Hospital workers visit patient homes to reduce ER visits

Home-visit programs are helping children's hospitals in the Philadelphia area curb costly emergency room visits for asthma attacks, according to NewsWorks.

Children's Hospital of Philadelphia (CHOP), for example, sends home visitors from its Community Asthma Prevention Program to the homes of high-risk asthma patients in inner-city Philadelphia to look for asthma attack triggers, such as blinds, carpeting and rotating fans.

The home-visit program also provides basic supplies, such as vinyl floor tiles, to reduce asthma flare-ups.
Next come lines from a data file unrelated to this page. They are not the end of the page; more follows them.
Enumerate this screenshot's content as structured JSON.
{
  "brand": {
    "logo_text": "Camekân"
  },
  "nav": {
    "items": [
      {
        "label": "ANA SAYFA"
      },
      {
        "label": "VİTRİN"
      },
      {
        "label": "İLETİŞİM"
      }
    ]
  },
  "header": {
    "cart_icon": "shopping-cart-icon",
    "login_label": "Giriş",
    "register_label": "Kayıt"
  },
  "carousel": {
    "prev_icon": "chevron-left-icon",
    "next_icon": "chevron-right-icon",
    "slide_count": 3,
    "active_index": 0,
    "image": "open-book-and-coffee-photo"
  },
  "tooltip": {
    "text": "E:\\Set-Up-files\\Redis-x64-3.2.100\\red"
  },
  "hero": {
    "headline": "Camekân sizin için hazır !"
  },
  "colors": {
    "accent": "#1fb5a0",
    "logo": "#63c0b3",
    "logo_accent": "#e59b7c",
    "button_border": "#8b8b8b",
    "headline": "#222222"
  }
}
CHOP offers home visits to children ages 2 through 16 with asthma diagnoses who live in West, Southwest and North Philadelphia zip codes and who have persistent asthma and take controller medicine, according to the website.

Similarly, at St. Christopher's Hospital for Children, health specialists identify and refer children who need help controlling asthma to the Philadelphia Department of Health's "Healthy Homes" program.

However, hospital workers find it hard to get invited into patients' homes, NewsWorks noted. One health worker at Nemours Children's Hospitals and Health System had about four families a week cancel or reschedule their home visits, due to privacy concerns or parents not knowing the home environment's effect on children's health.

To keep asthma patients out of the ER, CHOP also offers asthma education classes in schools, churches, daycare centers and other locations throughout Philadelphia, as well as education for certified school personnel and primary care practitioners, according to the website.